INSTITUTO DE BIOTECNOLOGIA Y BIOLOGIA MOLECULAR
Unidad Ejecutora - UE
congresos y reuniones científicas
ELISA detection for HLB using a pathogen-secreted protein as the biomarker
CLARK, K.; MULCHANDANI, A.; MA, W.; DE FRANCESCO, A.; TRAN, T.T; VIDALAKIS, G.; JIANFENG, L.; PAGLIACCIA, D.
Conferencia; V International Research Conference on Huanglongbing (IRCHLB); 2017
Florida Citrus Mutual
We have identified detection markers from the HLB-associated bacterial pathogen, Candidatus Liberibacter asiaticus (CLas), and developed an enzyme-linked immunosorbent assay (ELISA) using CLas-specific antibodies. The antibody specifically recognizes epitopes from a Sec-secreted protein of CLas (called SDE1), which is presumably present in the phloem of infected trees. As such, this biomarker may have a greater distribution in the trees than the bacterial DNA, and there by allowing robust HLB detection. Using this antibody, we have developed a competitive indirect ELISA protocol, which is based on a competition for the HLB-specific antibody between the purified antigen coated on the ELISA plate and the biomarker present in citrus tissues that may have been infected with CLas.

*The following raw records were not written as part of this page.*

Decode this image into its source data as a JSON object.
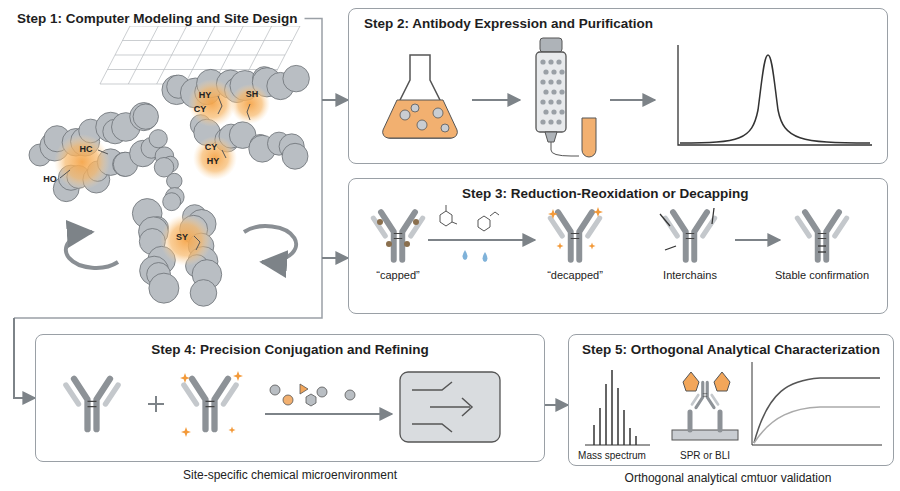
{
  "diagram": {
    "nodes": [
      {
        "text": [
          "Step 1: Computer Modeling and Site Design"
        ]
      },
      {
        "text": [
          "Step 2: Antibody Expression and Purification"
        ]
      },
      {
        "text": [
          "Step 3: Reduction-Reoxidation or Decapping"
        ]
      },
      {
        "text": [
          "Step 4: Precision Conjugation and Refining"
        ]
      },
      {
        "text": [
          "Step 5: Orthogonal Analytical Characterization"
        ]
      }
    ],
    "edges": [
      {
        "from": 0,
        "to": 1,
        "arrow": "to"
      },
      {
        "from": 0,
        "to": 2,
        "arrow": "to"
      },
      {
        "from": 0,
        "to": 3,
        "arrow": "to"
      },
      {
        "from": 3,
        "to": 4,
        "arrow": "to"
      }
    ],
    "labels": [
      "HY",
      "SH",
      "CY",
      "HC",
      "CY",
      "HY",
      "HO",
      "SY",
      "“capped”",
      "“decapped”",
      "Interchains",
      "Stable confirmation",
      "Site-specific chemical microenvironment",
      "Mass spectrum",
      "SPR or BLI",
      "Orthogonal analytical cmtuor validation"
    ]
  }
}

The protocol has been applied for HLB detection using freeze-dried field samples from Texas and Florida, which were simultaneously analyzed by qPCR (Li et al., 2006). Our data showed that the ELISA protocol gave comparable results with qPCR and in some cases could provide more definite diagnosis, e.g for samples gave positive qPCR results but they are higher than the cutoff point (Ct value >38). Our work demonstrates that the ELISA is a valuable tool for HLB diagnosis.Non-Technical summary: A critical measure of HLB management is to have an efficient disease detection system. This Project aims to develop serological detection methods, based on antibodies against a protein produced by CLas and secreted into the phloem during infection. Antibody-based detections are widely used for diagnosis due to its low cost, easy available equipment and reagents, and simple protocol, so they are ideal as a long scale diagnostic tool. This approach provides direct detection of the pathogen itself, instead of being focused in symptom, or physiological changes in the host, so that it should be very specific, even more allowing quantification of the pathogen-derived protein. The specificity is also given by the fact that the biomarker is only produced by CLas, avoiding unspecific results. From our current evaluation, we believe this protocol will enhance our capacity of HLB detection/diagnosis.